Jueves, 14 Mayo 2015 00:00 Publicado en Blog

Sin duda hoy nos encontramos ante lo que podemos calificar de jornada "histórica" ya que nos podemos encontrar ante la primera huelga de futbolistas de Primera División de la historia.

Y es que la jornada de hoy es fundamental, porque si bien cabe un acuerdo hasta el último momento, hoy decidirá la Audiencia Nacional si la huelga convocada por el sindicato de los futbolistas (AFE) es o no ilícita.

La Liga de Fútbol Profesional (LFP) ha demandado a la AFE por considerar que en virtud de lo establecido en el artículo 11 del Real Decreto Ley 17/1977 de 4 de marzo que regula el Derecho a Huelga es ilegal, recordemos que dicho precepto señala que lo son: 

  • a) Cuando se inicie o sostenga por motivos políticos o con cualquier otra finalidad ajena al interés profesional de los trabajadores afectados.
  • b) Cuando sea de solidaridad o apoyo, salvo que afecte al interés profesional de quienes la promuevan o sostengan.

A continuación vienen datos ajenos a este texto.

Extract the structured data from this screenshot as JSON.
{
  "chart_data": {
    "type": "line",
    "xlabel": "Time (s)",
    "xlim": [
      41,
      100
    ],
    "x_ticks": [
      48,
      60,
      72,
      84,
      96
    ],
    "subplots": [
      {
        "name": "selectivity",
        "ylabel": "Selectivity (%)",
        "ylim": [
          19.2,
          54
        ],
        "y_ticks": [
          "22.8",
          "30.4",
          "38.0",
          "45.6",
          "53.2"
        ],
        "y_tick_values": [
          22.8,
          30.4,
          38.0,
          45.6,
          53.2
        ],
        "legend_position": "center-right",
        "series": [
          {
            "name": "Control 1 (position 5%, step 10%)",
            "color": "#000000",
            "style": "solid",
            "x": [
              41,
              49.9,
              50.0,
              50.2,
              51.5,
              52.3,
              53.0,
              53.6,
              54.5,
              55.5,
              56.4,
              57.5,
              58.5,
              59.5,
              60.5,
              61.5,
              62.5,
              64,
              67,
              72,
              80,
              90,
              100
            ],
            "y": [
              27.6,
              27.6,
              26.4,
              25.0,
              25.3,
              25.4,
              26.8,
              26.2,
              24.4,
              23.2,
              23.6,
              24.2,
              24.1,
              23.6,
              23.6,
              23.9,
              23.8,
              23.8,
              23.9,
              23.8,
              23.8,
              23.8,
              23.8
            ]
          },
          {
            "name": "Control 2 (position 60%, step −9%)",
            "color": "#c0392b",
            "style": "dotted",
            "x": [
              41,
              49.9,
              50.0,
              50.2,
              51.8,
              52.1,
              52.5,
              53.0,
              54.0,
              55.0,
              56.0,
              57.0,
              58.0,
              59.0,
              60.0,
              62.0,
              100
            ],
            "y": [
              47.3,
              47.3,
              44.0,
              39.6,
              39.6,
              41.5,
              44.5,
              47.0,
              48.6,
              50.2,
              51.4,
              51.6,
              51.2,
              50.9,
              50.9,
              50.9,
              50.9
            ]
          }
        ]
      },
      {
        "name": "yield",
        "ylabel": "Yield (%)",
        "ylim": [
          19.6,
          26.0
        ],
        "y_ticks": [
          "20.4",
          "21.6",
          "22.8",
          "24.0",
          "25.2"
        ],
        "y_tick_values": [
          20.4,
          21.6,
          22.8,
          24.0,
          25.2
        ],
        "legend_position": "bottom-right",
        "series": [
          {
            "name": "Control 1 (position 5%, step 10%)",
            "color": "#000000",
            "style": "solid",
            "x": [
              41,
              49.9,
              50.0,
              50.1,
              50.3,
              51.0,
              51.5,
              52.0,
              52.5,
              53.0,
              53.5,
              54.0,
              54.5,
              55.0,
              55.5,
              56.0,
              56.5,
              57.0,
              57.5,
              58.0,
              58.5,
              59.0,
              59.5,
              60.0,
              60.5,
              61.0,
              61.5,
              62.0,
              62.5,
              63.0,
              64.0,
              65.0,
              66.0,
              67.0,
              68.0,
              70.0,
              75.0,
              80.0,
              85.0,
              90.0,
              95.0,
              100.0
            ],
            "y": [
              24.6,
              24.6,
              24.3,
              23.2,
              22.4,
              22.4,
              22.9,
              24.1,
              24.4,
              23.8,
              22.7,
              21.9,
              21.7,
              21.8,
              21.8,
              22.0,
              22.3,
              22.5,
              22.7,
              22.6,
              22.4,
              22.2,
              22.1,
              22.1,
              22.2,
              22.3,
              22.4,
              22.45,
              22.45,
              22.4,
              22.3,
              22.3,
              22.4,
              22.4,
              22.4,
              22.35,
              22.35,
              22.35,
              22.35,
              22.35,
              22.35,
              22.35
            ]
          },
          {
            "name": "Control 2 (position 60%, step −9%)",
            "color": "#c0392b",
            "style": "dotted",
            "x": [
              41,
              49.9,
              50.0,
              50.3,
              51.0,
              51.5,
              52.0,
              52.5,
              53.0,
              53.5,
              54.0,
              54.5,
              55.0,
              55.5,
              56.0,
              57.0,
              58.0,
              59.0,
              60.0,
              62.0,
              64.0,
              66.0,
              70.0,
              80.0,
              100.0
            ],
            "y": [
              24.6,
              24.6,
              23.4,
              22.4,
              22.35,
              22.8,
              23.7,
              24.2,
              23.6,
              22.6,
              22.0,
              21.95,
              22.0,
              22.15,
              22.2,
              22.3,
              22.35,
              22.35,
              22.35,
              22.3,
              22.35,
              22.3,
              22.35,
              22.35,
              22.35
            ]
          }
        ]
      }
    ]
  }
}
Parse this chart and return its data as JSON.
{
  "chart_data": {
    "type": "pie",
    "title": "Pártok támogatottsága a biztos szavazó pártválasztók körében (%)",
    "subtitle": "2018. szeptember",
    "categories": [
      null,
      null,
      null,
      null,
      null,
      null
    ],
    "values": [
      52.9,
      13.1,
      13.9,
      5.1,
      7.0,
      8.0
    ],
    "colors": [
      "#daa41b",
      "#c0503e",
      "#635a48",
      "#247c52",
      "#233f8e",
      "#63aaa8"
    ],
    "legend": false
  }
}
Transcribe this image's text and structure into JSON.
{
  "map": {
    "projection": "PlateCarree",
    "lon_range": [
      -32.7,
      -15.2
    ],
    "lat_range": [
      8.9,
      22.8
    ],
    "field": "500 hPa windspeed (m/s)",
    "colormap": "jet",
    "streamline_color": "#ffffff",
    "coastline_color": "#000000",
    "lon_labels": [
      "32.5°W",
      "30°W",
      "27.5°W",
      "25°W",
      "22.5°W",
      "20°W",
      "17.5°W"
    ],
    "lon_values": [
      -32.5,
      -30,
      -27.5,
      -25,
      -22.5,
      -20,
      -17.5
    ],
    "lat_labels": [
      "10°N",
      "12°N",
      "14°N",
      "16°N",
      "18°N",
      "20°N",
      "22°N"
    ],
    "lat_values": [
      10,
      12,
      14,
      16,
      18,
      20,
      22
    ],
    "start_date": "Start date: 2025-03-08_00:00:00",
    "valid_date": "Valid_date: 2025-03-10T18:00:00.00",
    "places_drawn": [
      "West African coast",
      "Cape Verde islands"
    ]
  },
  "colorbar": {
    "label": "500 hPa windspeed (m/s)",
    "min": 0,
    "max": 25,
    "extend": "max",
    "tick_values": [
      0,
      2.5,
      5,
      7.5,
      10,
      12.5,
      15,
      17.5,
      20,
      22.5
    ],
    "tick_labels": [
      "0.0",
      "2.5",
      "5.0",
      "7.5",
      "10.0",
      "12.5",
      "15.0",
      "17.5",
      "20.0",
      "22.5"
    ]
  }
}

Y es que la LFP sostiene, no sin acierto en mi opinión, que dado que la huelga no se dirige contra la propia LFP sino contra el Gobierno por el Real Decreto 5/2015 por el que se regula el reparto de Derechos Audiovisuales nos encontramos ante una huelga política. Además de esto, parece evidente que si bien está en mano de la LFP el presionar al Ejecutivo, lo cierto es que no está en su mano decidir nada.

Pero no es el único conflicto, ya que existe una segunda "huelga", esta convocada por la Real Federación Española de Fútbol (RFEF). 

Entrecomillo la palabra huelga porque en realidad es una suspensión (comunicado aquí) en todas las categorías, lo que afecta directamente al fútbol profesional, ya que si bien la LFP organiza y gestiona la Liga, los árbitros los aporta y gestiona la RFEF en virtud del Convenio de Coordinación entre ambas instituciones.

El conflicto está asegurado, ya que  el Convenio de Coordinación señala que "la RFEF garantiza, salvo causa de fuerza mayor, la prestación de los servicios arbitrales", lo que parece que va a incumplir.

Dicho conflicto relativo a los árbitros entre LFP y RFEF podría, y debería, encontrar solución en el propio Convenio de Coordinación, el cual sitúa al Consejo Superior de Deportes (CSD) como pieza para resolver este conflicto.

Pero ¿y si no se resolviera? ¿Qué ocurriría? La verdad que son muchas las interrogantes, pero trataremos de responder a algunas de ellas:

¿Si hay huelga se acabaría la Liga?

En puridad sí. Cuando se produce una huelga, las jornadas de trabajo no realizadas no se recuperan, por lo que la LIga terminaría en la jornada 36.

¿Qué consecuencias jurídicas tendría que se finalice de forma anticipada la Liga?

Parecen difíciles de prever ante la avalancha de ellas, pero hemos de pensar que se estarían incumpliendo con la cesión y comercialización de derechos audiovisuales, con los aficionados y sus abonos y entradas, con los patrocinadores, en definitiva, nos podemos aventurar a un aluvión de acciones judiciales.

¿Podrían jugar los equipos con jugadores del "filial"?

No. La ley de huelga establece que no se podrá sustituir a los huelguistas.

¿Podrían contratarse a árbitros extranjeros?

Sí. Como he señalado, la RFEF y sus arbitros no hacen huelga, sino que suspenden las competiciones, luego si la RFEF incumple el Convenio de Coordinación con la LFP, en última instancia esta podría acudir a otros árbitros.

En definitiva, nos esperan días -pocos porque se ha de resolver antes del sábado- apasionantes para el Derecho Deportivo.